Örgütsel sosyalleşmenin amacı iki yönlüdür. Bunlardan ilki, örgüte yeni katılanlar açısından, rol belirsizliğinin azalması ve güvenlik hissinin artmasıdır. Diğeri ise, örgüt açısından, örgüt içerisinde üyeler arası davranışsal bir birlik oluşturarak ortak bir çalışma ortamının yaratılması ve örgütsel çatışmanın azaltılmasıdır (Bowditch ve Buono, 1994:

180). Başarılı bir örgütsel sosyalleşme süreci, bu iki amacın bir arada gerçekleştirilmesiyle mümkündür.

Örgütsel sosyalleşme aşamalı bir süreç olarak ele alınmakta ve temelde üç aşamaya ayrılmaktadır (Balcı, 2000; Kreitner ve Kinicki, 2004).

1. Giriş öncesi aşaması: Bu aşama bireyin, örgütte bir pozisyona sahip olup tutunabilmesi için nasıl hazırlanması gerektiğine odaklanmıştır. Bu aşamada birey, örgüte ve pozisyona ilişkin bazı bilgiler elde eder; rolünün ne olacağına ilişkin ön kavramsallaştırmalara sahiptir. Birey giriş öncesi örgüte ilişkin bilgileri, önceki eğitiminden, o konudaki okuduklarından, kurum çalışanlarıyla ilişkilerinden ya da iş mülakatında öğrenebilir.

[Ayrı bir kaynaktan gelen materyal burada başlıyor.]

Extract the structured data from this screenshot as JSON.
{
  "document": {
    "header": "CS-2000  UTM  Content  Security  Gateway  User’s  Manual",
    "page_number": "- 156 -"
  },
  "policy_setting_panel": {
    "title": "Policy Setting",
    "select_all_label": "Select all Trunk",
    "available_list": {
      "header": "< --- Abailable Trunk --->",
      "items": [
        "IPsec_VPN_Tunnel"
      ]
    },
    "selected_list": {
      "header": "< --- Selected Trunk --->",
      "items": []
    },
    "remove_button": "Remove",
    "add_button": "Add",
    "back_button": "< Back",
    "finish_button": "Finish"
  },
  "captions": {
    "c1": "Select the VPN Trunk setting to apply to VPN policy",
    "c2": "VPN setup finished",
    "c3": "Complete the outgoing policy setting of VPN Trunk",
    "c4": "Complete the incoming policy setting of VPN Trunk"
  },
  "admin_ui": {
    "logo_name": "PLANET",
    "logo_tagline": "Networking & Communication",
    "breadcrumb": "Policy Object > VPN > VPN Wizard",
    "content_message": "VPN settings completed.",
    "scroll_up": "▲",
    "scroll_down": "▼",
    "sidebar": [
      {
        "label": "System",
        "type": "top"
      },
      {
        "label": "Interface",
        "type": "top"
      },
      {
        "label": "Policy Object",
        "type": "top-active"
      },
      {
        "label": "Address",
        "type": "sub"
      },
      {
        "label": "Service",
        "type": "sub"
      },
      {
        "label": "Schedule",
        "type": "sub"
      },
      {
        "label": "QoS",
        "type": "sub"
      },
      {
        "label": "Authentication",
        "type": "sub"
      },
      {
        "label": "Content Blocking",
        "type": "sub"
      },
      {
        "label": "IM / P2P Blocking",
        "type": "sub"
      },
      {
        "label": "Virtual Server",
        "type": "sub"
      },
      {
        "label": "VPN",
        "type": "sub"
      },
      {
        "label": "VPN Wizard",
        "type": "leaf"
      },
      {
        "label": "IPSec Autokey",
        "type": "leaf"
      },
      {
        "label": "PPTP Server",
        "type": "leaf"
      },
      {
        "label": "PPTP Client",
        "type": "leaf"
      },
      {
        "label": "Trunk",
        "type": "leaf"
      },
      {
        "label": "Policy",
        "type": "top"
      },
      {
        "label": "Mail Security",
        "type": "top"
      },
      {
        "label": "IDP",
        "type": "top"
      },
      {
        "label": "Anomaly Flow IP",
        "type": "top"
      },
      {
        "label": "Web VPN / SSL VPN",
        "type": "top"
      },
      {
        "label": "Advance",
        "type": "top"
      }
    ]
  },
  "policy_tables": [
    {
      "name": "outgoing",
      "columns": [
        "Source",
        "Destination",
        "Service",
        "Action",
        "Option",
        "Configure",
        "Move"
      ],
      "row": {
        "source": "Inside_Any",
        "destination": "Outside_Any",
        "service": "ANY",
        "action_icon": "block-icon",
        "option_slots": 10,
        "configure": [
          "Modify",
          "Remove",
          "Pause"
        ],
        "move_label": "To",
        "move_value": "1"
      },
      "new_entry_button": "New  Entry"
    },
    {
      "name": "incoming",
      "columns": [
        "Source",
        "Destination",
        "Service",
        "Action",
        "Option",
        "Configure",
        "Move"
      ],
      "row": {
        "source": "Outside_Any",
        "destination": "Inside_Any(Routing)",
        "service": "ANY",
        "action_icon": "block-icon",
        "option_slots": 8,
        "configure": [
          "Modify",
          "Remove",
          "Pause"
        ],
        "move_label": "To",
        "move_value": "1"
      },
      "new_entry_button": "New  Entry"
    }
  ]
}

2. Giriş Aşaması [Uyum Aşaması]: Yüzleşme aşaması, hatta uyum aşaması olarak da adlandırılan bu aşama, bireyin örgütte çalışmaya başlamasıyla başlar. Bu aşamada birey, yeni işiyle ilgili ipuçlarını ve rolleri öğrenir. Bilişsel öğrenme, rasyonel yorumlar ve insanların kurdukları mantıkla ilgilidir; buna anlamlandırma da denir. Roller, örneğin denetçi ya da eş çalışanlar gibi biçimsel ya da biçimsel olmayan kanallardan öğrenilir. Bilgi arama ve ilişki kurma, bu aşamayı karakterize eder. Bu aşamada birey örgüt içinde kabul edilen, onay gören tutum ve davranışları olan bireylerle yüzleşmeye özendirilir. Günlük ilişki içinde birey, benzer tavır ve davranışlar göstermeye güdülenir. Bu çerçevede bireyin kabul edilir davranışları ödüllendirilirken, onay görmeyen davranışları cezalandırılır. Bu aşama, uyuşma dönemidir. Yeni gelen yeni iş rolü ile, etkileştiği kimselerle ve kurum kültürü ile uyuma ulaşmalıdır. Uyumda bir dizi faktör rol oynar: Danışman ve denetçiler, grup dinamikleri, iş özellikleri, değerlendirme ve etkileme bunlar arasındadır. Yeni gelen iş ortamında rol

(4)

açıklığı-belirginliği arar; yeni iş görevleri değerlenir, ast, eşitler ve üstlerle kişiler arası ilişkiler ortaya çıkar. Yeni gelen değişme baskısına direnmeyi, belirsizlikle baş etmeyi öğrenir. Araştırmalar bu aşamanın altı ila on ay arasında sürdüğünü ortaya koymuştur.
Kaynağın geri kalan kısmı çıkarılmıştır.